As adversidades do Haiti

Quando tinha 16 anos conheci a música Haiti, interpretada pela Trampa, mas originalmente de Caetano Veloso. A letra é do foda, mas mais sentido fez quando me interessei pela história do país.

O Haiti é o único país cujo a revolução dos escravos saiu vitoriosa, e culminou na independência, botando pra fora os franceses. E até aí a história seria bonita pra caralho, mas o “acaso” destruiu tudo.

O país sobreviveu às guerras, ditaduras, invasões dos Estados Unidos e ONU. Não que a Minustah não faça nada de bom, mas existem milhares de denúncias de crimes contra os soldados que, muito provavelmente, passarão impune.

Quando teve o terremoto em 2010, o Haiti começou a ser explorado pela mídia e um pouco mais sobre o país e seus cerca de 10 milhões de habitantes foi apresentado pros brasileiros. A maioria da população vive em extrema pobreza, e muito acabam migrando para outros países.

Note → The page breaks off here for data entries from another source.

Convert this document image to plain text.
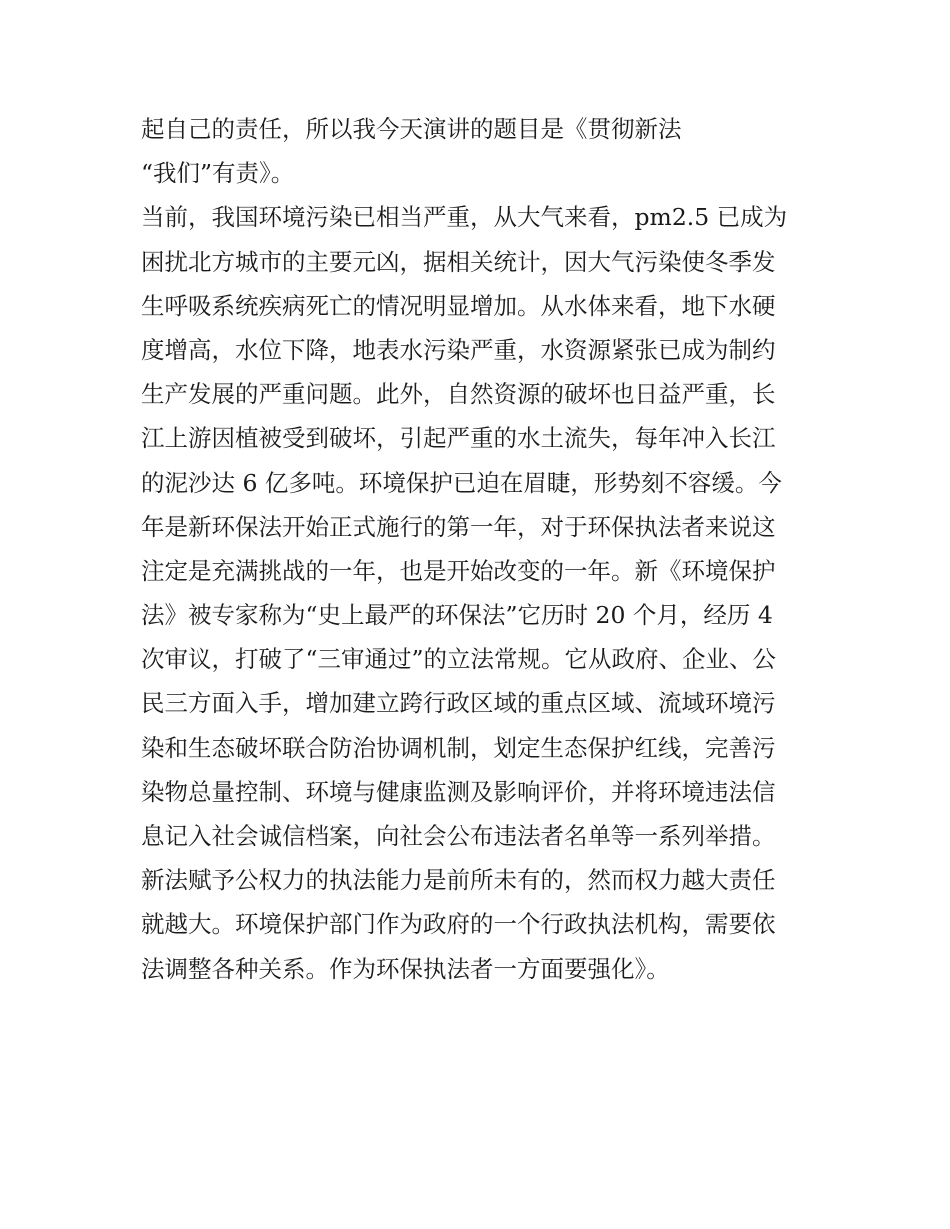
起自己的责任，所以我今天演讲的题目是《贯彻新法
“我们”有责》。
当前，我国环境污染已相当严重，从大气来看，pm2.5 已成为
困扰北方城市的主要元凶，据相关统计，因大气污染使冬季发
生呼吸系统疾病死亡的情况明显增加。从水体来看，地下水硬
度增高，水位下降，地表水污染严重，水资源紧张已成为制约
生产发展的严重问题。此外，自然资源的破坏也日益严重，长
江上游因植被受到破坏，引起严重的水土流失，每年冲入长江
的泥沙达 6 亿多吨。环境保护已迫在眉睫，形势刻不容缓。今
年是新环保法开始正式施行的第一年，对于环保执法者来说这
注定是充满挑战的一年，也是开始改变的一年。新《环境保护
法》被专家称为“史上最严的环保法”它历时 20 个月，经历 4
次审议，打破了“三审通过”的立法常规。它从政府、企业、公
民三方面入手，增加建立跨行政区域的重点区域、流域环境污
染和生态破坏联合防治协调机制，划定生态保护红线，完善污
染物总量控制、环境与健康监测及影响评价，并将环境违法信
息记入社会诚信档案，向社会公布违法者名单等一系列举措。
新法赋予公权力的执法能力是前所未有的，然而权力越大责任
就越大。环境保护部门作为政府的一个行政执法机构，需要依
法调整各种关系。作为环保执法者一方面要强化》。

No início de 2015, o professor de Geopolítica da faculdade pediu para fazermos uma revista sobre cada continente, visando situações políticas. O do meu grupo foi Américas, e a matéria de capa seria o Haiti, devido aos processos migratórios e as tretas entre o governo do Acre e São Paulo, pois pra cá que os imigrantes que entravam pelo norte do país eram enviados (ou despejados). Uma das integrantes do grupo conseguiu o contato do Pipo, um jovem haitiano que topou fazer parte do projeto.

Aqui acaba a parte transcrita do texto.